AN EOQ MODEL FOR NON-INSTANTANEOUS DETERIORATING ITEMS WITH TWO PHASE DEMAND RATES AND TWO-LEVEL PRICING STRATEGIES UNDER TRADE CREDIT POLICY.
Keywords:
trade credit policy, two-level pricing strategies, two phase demand rate rates, non-instantaneous deteriorating items, economic order quantityAbstract
In some classical inventory models for non-instantaneous deteriorating items, it is tacitly assumed that the selling price before and after deterioration sets in is the same. However, in real practice, when deterioration sets in, the retailer may decide to reduce
the selling price in order to encourage more sales, reduces the cost of holding stock, attracts new customers and reduces lost due to deterioration. In this paper, an EOQ model for non-instantaneous deteriorating items with two phase demand rates and two-level pricing strategies under trade credit policy is considered. It is assumed that the unit selling price before deterioration sets in is greater than that after deterioration sets in.
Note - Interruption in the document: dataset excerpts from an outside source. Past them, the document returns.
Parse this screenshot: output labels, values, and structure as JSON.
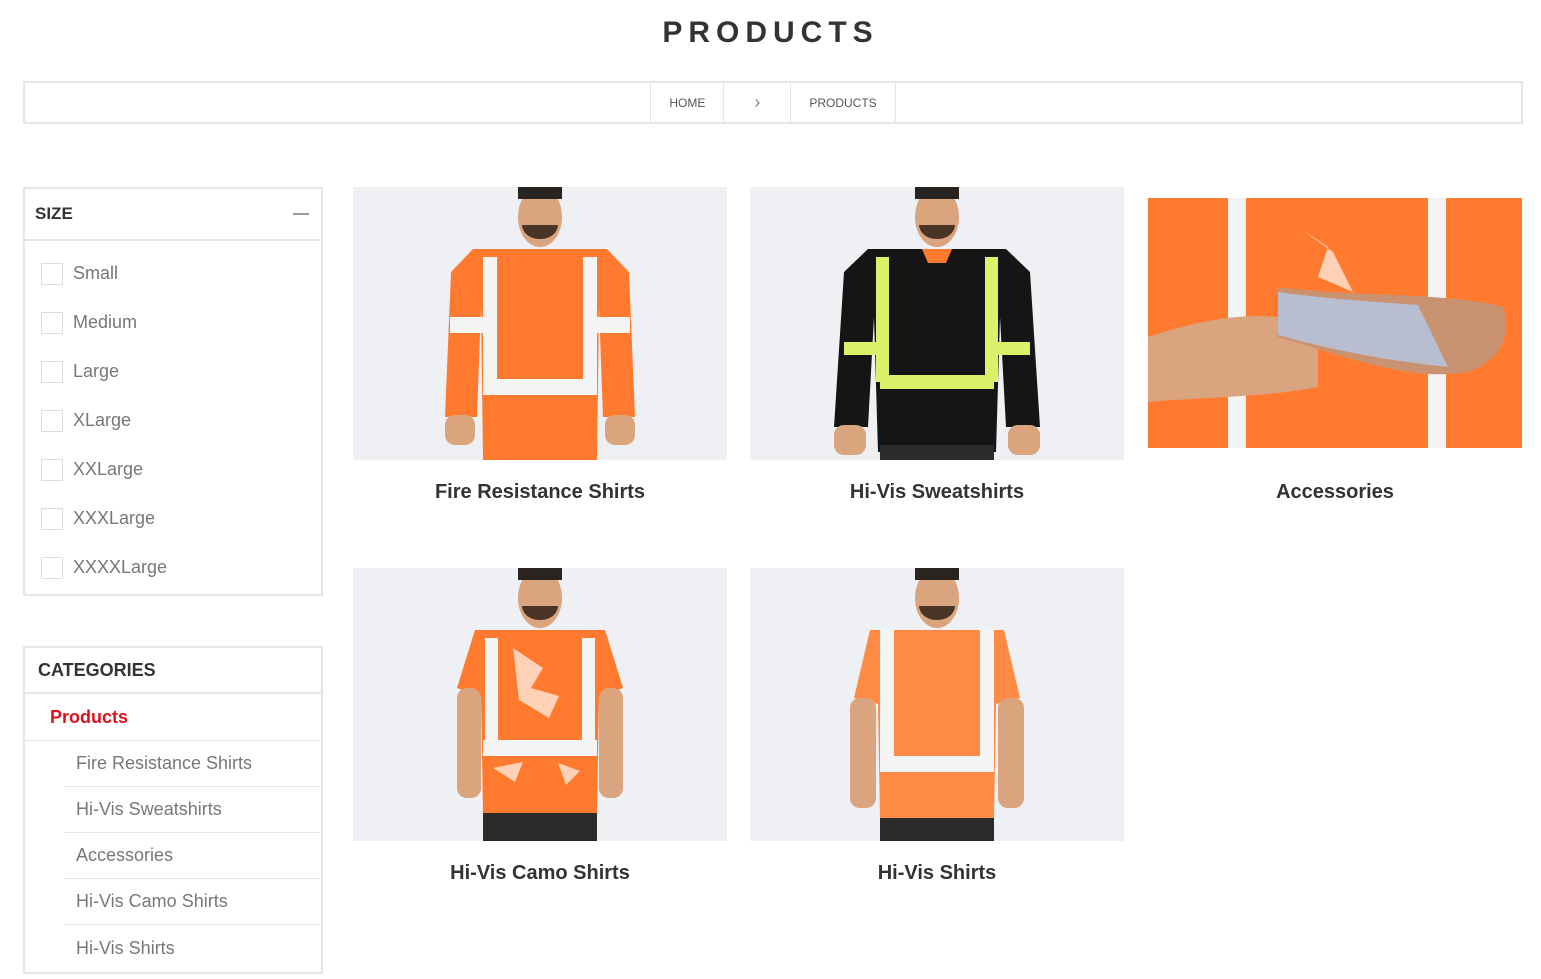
{
  "page": {
    "title": "PRODUCTS"
  },
  "breadcrumb": {
    "home": "HOME",
    "separator": "›",
    "current": "PRODUCTS"
  },
  "size_filter": {
    "heading": "SIZE",
    "options": [
      "Small",
      "Medium",
      "Large",
      "XLarge",
      "XXLarge",
      "XXXLarge",
      "XXXXLarge"
    ]
  },
  "categories": {
    "heading": "CATEGORIES",
    "active": "Products",
    "items": [
      "Fire Resistance Shirts",
      "Hi-Vis Sweatshirts",
      "Accessories",
      "Hi-Vis Camo Shirts",
      "Hi-Vis Shirts"
    ]
  },
  "products": [
    {
      "name": "Fire Resistance Shirts",
      "icon": "orange-long-sleeve-shirt"
    },
    {
      "name": "Hi-Vis Sweatshirts",
      "icon": "black-hi-vis-sweatshirt"
    },
    {
      "name": "Accessories",
      "icon": "arm-sleeve-accessory"
    },
    {
      "name": "Hi-Vis Camo Shirts",
      "icon": "orange-camo-shirt"
    },
    {
      "name": "Hi-Vis Shirts",
      "icon": "orange-short-sleeve-shirt"
    }
  ],
  "colors": {
    "accent_red": "#d9141e",
    "hi_vis_orange": "#ff7a2e",
    "reflective_stripe": "#f4f4f4",
    "sweatshirt_black": "#151515",
    "lime_stripe": "#d9f26a",
    "sleeve_grey": "#b9bdd0"
  }
}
Also, the demand rate before deterioration sets in is assumed to be continuous time-dependent quadratic and that after deterioration sets in is considered as constant and shortages are not allowed. The main purpose of this research work is to determine the optimal cycle length and corresponding economic order quantity such that the total profit of the inventory system is optimise. The necessary and sufficient conditions for the existence and uniqueness of the optimal solutions have been established. Some numerical examples have been given to illustrate the theoretical result of the model. Sensitivity analysis of some model parameters on the decision variables has been carried out and suggestions toward
maximising the total profit were also given.